What’s up with the superiority complex exhibited by both venture capitalists and entrepreneurs?

A shiver goes down my spine when I hear a venture capitalist refer to a portfolio company as “my” company, or a CEO who runs one of those portfolio companies as “my” CEO. The implicit suggestion is that VCs are kings and founders are lowly grunts who exist only to humbly serve the capital-holding masters. Ugh.

This condescension goes both ways. It’s not uncommon for a founder to poo-poo the importance of investors suggesting financiers don’t know how to oversee start-up operations day-to-day.

As both an entrepreneur and a venture capitalist, I deeply believe that these stereotypes are not only wrong, but also foolish.

As a VC, I understand why VCs might claim seniority. After all, VCs typically join the boards of the companies they invest in, and boards have the ability to fire CEOs. So, in that way, start-up CEOs work for VCs. In addition, VCs often have the contractual rights to control a company’s destiny, especially if they hold preferred equity. VCs might be able to veto a company sale, or the issuance of any new security.

That said, entrepreneurs can easily point to another set of facts that suggest they are the rulers of start-up land:

Founders typically own far more of a start-up’s stock than any single investor.

They often represent half or more of the board, meaning that they’re the real bosses of their CEO-selves, and equal to investors in the board capacity.

And, founders usually have the loyalty of the start-up’s team.
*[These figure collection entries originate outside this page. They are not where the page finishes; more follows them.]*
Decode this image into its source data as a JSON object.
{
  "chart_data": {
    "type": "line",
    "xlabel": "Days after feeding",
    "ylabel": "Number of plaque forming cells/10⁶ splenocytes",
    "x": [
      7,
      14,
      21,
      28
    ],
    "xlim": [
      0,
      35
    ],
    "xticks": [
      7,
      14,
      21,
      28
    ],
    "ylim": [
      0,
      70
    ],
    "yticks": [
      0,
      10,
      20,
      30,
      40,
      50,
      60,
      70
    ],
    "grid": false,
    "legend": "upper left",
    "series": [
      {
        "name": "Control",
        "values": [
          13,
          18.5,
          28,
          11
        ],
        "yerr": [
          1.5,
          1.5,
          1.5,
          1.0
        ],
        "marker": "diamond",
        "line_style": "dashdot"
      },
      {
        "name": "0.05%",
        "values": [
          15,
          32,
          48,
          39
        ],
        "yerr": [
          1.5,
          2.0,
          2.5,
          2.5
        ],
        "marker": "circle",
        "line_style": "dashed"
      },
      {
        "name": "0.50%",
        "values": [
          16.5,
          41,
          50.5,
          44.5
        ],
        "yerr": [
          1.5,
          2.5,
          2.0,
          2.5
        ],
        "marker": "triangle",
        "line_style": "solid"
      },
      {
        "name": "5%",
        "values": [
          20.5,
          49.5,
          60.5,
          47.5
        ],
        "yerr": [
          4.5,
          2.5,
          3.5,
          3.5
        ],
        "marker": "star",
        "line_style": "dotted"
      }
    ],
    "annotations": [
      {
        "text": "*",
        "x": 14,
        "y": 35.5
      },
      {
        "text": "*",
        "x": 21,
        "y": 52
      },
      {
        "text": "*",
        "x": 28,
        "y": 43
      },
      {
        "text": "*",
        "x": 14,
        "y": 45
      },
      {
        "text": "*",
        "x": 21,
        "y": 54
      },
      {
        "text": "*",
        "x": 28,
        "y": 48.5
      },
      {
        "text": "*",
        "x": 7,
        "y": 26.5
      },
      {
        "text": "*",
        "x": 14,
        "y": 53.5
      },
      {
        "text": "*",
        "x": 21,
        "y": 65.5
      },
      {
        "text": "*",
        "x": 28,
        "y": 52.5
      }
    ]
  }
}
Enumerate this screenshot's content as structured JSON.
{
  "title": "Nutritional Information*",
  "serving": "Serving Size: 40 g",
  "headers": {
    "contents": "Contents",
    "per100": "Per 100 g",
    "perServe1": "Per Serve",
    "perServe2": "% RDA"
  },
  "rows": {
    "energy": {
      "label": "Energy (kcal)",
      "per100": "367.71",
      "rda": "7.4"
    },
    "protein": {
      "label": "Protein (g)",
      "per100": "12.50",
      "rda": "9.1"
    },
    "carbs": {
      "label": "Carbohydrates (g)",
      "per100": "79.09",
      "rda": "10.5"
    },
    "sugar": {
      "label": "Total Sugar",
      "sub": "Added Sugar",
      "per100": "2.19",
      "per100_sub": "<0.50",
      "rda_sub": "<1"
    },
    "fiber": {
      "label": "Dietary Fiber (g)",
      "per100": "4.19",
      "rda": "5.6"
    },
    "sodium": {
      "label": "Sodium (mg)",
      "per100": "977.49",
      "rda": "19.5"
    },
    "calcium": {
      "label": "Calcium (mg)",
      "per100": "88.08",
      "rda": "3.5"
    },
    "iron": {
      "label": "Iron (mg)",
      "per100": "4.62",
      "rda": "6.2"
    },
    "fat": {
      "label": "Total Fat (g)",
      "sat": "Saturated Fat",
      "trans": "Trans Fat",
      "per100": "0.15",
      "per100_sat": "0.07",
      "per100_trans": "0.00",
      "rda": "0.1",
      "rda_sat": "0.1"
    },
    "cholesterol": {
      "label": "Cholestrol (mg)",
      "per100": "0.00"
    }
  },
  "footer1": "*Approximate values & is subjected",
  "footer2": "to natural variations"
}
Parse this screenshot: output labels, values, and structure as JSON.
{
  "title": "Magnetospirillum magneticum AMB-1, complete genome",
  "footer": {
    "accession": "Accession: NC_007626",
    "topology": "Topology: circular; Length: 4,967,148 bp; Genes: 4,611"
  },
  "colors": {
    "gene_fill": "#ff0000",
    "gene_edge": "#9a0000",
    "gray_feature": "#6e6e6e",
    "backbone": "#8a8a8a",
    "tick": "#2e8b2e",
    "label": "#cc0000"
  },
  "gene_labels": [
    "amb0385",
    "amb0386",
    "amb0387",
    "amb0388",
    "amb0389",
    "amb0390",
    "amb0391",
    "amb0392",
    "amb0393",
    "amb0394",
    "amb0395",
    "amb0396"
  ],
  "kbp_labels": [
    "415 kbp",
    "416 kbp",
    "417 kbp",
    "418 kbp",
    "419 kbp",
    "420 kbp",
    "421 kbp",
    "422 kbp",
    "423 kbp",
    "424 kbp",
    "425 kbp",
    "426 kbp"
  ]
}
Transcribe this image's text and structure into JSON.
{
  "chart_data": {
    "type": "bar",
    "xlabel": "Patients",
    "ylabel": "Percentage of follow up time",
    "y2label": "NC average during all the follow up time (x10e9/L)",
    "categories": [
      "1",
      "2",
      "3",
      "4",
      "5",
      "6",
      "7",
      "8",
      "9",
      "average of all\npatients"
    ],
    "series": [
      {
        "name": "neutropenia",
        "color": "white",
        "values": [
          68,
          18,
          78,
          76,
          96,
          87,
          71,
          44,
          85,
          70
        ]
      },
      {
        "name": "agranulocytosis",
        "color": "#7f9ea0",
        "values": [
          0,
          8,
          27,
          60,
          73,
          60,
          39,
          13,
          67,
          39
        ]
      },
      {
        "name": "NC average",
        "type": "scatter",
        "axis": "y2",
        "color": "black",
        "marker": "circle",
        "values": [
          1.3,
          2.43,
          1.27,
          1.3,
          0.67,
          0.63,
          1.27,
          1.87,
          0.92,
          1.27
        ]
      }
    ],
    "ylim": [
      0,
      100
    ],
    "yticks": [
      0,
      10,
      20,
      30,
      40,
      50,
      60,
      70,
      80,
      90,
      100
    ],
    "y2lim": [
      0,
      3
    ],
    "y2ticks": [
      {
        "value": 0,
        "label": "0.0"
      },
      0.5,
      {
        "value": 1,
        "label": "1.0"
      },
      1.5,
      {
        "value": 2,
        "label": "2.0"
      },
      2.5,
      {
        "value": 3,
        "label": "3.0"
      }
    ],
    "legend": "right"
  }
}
Truth is, when you home in on the complex relationships between founders and investors, it’s difficult to untangle who is actually the boss. Each party holds different types of power in different situations–to protect both from risks inherent to each role.

Perceptions of seniority or subordination by either party are just that, perceptions. They don’t typically impact how a company is managed. The reality is that investors and operators are partners in a venture. They’re each contributing different skills, with different rights in order to achieve a common objective: creation of shareholder value.

In the end, of course entrepreneurs don’t want to be insulted or talked down to by their investors. And, investors look for entrepreneurs to respect their input and support their objectives.